An order by the Administrative Court to revoke the construction permit and environmental assessment study reports of another city condo highlights the serious need to tighten the work of state agencies in regulating these luxury housing projects.
In its Sept 27 ruling, the court ruled the “125 Sathorn” luxury condominium, which is under construction, is larger than permitted by law, as alleged by residents of a nearby housing project called The Met. A lawsuit was filed against state agencies that approved the EIA report and a construction permit for the project.
According to the Met juristic person, the Sathorn project has had adverse impacts on its residents during its construction, and when completed, it will compromise their quality of life. The lawsuit was filed by The Met juristic person and condominium unit owners.

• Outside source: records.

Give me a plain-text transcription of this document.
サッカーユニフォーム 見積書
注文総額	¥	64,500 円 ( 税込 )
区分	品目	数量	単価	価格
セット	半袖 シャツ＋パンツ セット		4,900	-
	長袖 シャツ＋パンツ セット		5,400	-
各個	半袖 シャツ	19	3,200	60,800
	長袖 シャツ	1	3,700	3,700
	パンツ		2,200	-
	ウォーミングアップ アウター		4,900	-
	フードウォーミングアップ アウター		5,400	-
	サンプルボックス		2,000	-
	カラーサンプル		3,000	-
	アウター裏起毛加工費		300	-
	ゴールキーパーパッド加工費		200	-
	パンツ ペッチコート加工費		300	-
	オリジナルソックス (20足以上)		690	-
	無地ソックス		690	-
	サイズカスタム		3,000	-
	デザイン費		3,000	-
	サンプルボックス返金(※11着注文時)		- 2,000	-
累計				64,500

The Sathorn is not the first housing project to encounter legal trouble. In 2021, the court ruled the permit for the 6.5-billion-baht Ashton Asoke condominium be withdrawn on the grounds that it violated the Building Control Act as it did not have an exit onto Asoke Road.
Seven years before that, the court ordered the demolition of the upper levels of the Aetas Hotel and serviced apartment project in Soi Ruamrudee. This was found to have breached the same law, which limits buildings constructed on roads narrower than 10 metres to eight storeys. No substantive action has been taken against the two controversial projects, though.
By issuing such drastic rulings, the court has taken environmental and safety concerns into consideration, and, at the same time, effectively told state agencies, particularly the Bangkok Metropolitan Administration (BMA) and the Office of National Environmental Planning and Policy, that they must act tough, or take accountability for not doing so.
Early this week, the Thailand Consumer Council (TCC) raised concerns that soon-to-be-built condominium projects on three small roads in two city districts — Phaya Thai and Chatuchak — might be in breach of the law.
The TCC said building a large condominium on a small road is a disaster waiting to happen with regard to fire safety in particular. In addition, local communities are worried about traffic congestion in the respective areas as most large projects like these do not provide sufficient parking space for their residents, who tend to use public spaces instead.
On top of that is the aggravation of the PM2.5 dust problem, as tall structures block wind flow during the winter.
The TCC has called for the BMA to reconsider those projects and ensure they are scaled down in accordance with the law. It also urged a new mechanism to improve law enforcement and include public participation in the EIA approval process to reduce negative impacts on the environment and communities.
In response to these proposals, Bangkok governor Chadchart Sittipunt has formed a special committee to study such problems. While it sounds encouraging, City Hall can do better. The BMA has had plenty of lessons and experience from lawsuits regarding condominium projects approved by city officials — Aetas, Ashton Asoke, The Sathorn, not to mention others.
It is about time the BMA acted. Perhaps the first step Mr Chadchart can take is to enforce the law on district officials who approved these problematic projects.
Real action, not just setting up another committee, will show City Hall means business.